The US economy employed 818,000 fewer people than originally reported as of March 2024, indicating that the labor market may have been cooling long before initially thought. This revelation comes as a result of the Bureau of Labor Statistics‘ yearly practice of revising employment numbers, with final revised figures expected to be released early next year.
The report, released on Wednesday morning, highlighted significant downward revisions in various industries. The professional and business services sector saw the largest revision, with employment numbers being adjusted downward by 358,000. Following closely behind was the leisure and hospitality industry, which experienced a revision of 150,000 jobs.
These revisions have led to a decrease in the monthly job additions seen in the US economy during the specified period, bringing the figure down to 174,000 from the previously reported 242,000. Despite the substantial downward revision, economists like Omair Sharif, president of Inflation Insights, view this growth rate as still healthy in terms of monthly job additions to the economy.
Economists have cautioned investors not to read too much into the revised numbers, as they are backward-looking in nature. Michael Reid, a US economist at RBC Capital Markets, emphasized that while the economy may have created fewer jobs than initially estimated, broader trends in GDP growth, stock market performance, wealth gains, and consumption remain unchanged.
The release of this report comes at a crucial time for labor market data, with recent signs of slowing prompting discussions about the Federal Reserve’s monetary policy stance. A weak July jobs report, which showed the second-weakest monthly job additions since 2020 and the highest unemployment rate in nearly three years, has raised concerns about the state of the labor market.
Despite these challenges, recent updates on the labor market, such as weekly unemployment filings, suggest that layoffs remain relatively low. Economists argue that while the labor market may be softening, it is not rapidly deteriorating and is not heading for an outright downturn.

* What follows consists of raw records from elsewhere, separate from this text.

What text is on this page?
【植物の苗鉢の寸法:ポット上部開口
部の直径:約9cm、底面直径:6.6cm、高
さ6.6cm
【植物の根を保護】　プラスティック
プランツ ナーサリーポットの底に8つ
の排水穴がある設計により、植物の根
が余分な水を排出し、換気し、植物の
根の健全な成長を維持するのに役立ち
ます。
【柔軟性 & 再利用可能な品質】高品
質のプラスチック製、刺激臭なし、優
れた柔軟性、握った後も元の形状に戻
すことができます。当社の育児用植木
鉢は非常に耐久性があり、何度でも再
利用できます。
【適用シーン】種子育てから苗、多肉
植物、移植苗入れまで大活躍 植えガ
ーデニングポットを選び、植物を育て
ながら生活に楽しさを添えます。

Federal Reserve Chair Jerome Powell is expected to address the labor market during the upcoming Jackson Hole Symposium, his first public appearance since the weak July jobs report. Economists anticipate that Powell may express more confidence in the inflation outlook and emphasize downside risks in the labor market, potentially leading to interest rate cuts in the coming months.
Overall, while the US economy may be experiencing some softening in the labor market, it is still growing. The Federal Reserve’s response to these challenges will be closely watched by investors and economists alike as they navigate the evolving economic landscape.